Gimbals and stabilizers
Gimbals usually balance by weight and center position. A slightly different body shape can shift balance enough that you need to redo the clamp position. It’s not hard, yet you should test it before filming a long clip.
Desktop docks and stands
Stands with a tight slot can reject a thicker phone in a thick case. If your stand has a narrow groove, try it with the case you plan to use on the iPhone 16, not just with the bare phone.
Quick Ways To Confirm Fit Before You Spend Money
Retail listings can be messy, and many sellers re-use photos across models. A quick check on your side can save a return cycle and a scratched screen.
Measurement check you can do at home
- Use a ruler or caliper — Measure your iPhone 13 case interior height and compare it to 147.6 mm as a target for the iPhone 16 body height.
- Check camera cutout clearance — Look at the cutout shape and compare it to the phone’s camera area opening once you see an iPhone 16 photo from a straight-on angle.
- Test button feel on your iPhone 13 — Press the case’s button covers lightly and note how much travel they allow, since tight cases are less forgiving on a new model.
Shopping check that filters out the wrong listings
- Match the exact model name — Look for “iPhone 16” on the listing title, not “fits iPhone 13/14/15/16.”
- Read the return notes — Confirm you can return it if the fit is off after installation.
- Scan recent reviews — Look for buyer photos that show button alignment and camera cutout shape.
In-store test that takes under a minute
If you can handle an iPhone 16 at a retailer, do a quick feel test with your own habits.

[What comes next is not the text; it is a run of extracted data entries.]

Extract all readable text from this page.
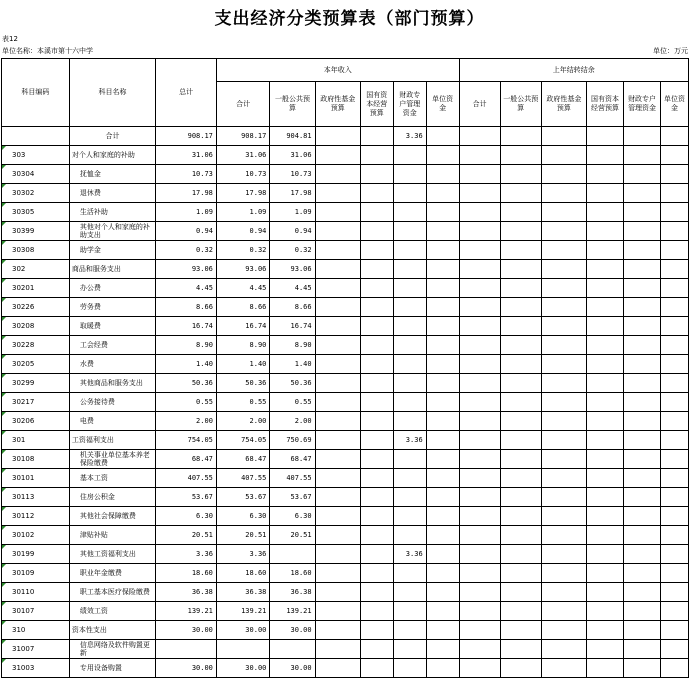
支出经济分类预算表（部门预算）
表12
单位名称：本溪市第十六中学	单位：万元
科目编码	科目名称	总计	本年收入						上年结转结余					
			合计	一般公共预算	政府性基金预算	国有资本经营预算	财政专户管理资金	单位资金	合计	一般公共预算	政府性基金预算	国有资本经营预算	财政专户管理资金	单位资金
	合计	908.17	908.17	904.81			3.36							
303	对个人和家庭的补助	31.06	31.06	31.06										
30304	抚恤金	10.73	10.73	10.73										
30302	退休费	17.98	17.98	17.98										
30305	生活补助	1.09	1.09	1.09										
30399	其他对个人和家庭的补助支出	0.94	0.94	0.94										
30308	助学金	0.32	0.32	0.32										
302	商品和服务支出	93.06	93.06	93.06										
30201	办公费	4.45	4.45	4.45										
30226	劳务费	8.66	8.66	8.66										
30208	取暖费	16.74	16.74	16.74										
30228	工会经费	8.90	8.90	8.90										
30205	水费	1.40	1.40	1.40										
30299	其他商品和服务支出	50.36	50.36	50.36										
30217	公务接待费	0.55	0.55	0.55										
30206	电费	2.00	2.00	2.00										
301	工资福利支出	754.05	754.05	750.69			3.36							
30108	机关事业单位基本养老保险缴费	68.47	68.47	68.47										
30101	基本工资	407.55	407.55	407.55										
30113	住房公积金	53.67	53.67	53.67										
30112	其他社会保障缴费	6.30	6.30	6.30										
30102	津贴补贴	20.51	20.51	20.51										
30199	其他工资福利支出	3.36	3.36				3.36							
30109	职业年金缴费	18.60	18.60	18.60										
30110	职工基本医疗保险缴费	36.38	36.38	36.38										
30107	绩效工资	139.21	139.21	139.21										
310	资本性支出	30.00	30.00	30.00										
31007	信息网络及软件购置更新													
31003	专用设备购置	30.00	30.00	30.00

Hold it one-handed, swipe down Control Center, reach the top of Safari, and type a short message. You’ll know fast whether the extra height changes comfort for you.
Should You Upgrade If Size Familiarity Is Your Main Concern?
If you like the iPhone 13 size, the iPhone 16 stays close enough that you won’t feel like you switched to a “Plus” model. The shift is subtle. The bigger change is accessory reset. Plan on a new case and a new screen protector, and you’ll avoid the annoying half-fits that lead to scratches and loose corners.
If you want the smoothest transition, treat the move like a small re-kit. Pick a case style you already like, buy the matching iPhone 16 version, and pair it with a protector designed to work with that case lip. Your grip memory will stay intact, and you won’t waste money on “maybe” compatibility.
Quick shopping checklist
- Choose a case first — Protector edge shape depends on how far your case lip wraps the glass.
- Buy a protector made for iPhone 16 — It’s the easiest way to avoid edge gaps and sensor cutout issues.
- Re-test your mount — Clamp mounts and gimbals can need a small adjustment when case thickness changes.
- Keep your iPhone 13 kit as backup — That old case is still handy if you use the iPhone 13 as a spare phone.
The iPhone 16 is not the same size as the iPhone 13, yet it still feels familiar. Use the measurements above to plan your accessory swap and skip the “almost fits” trap.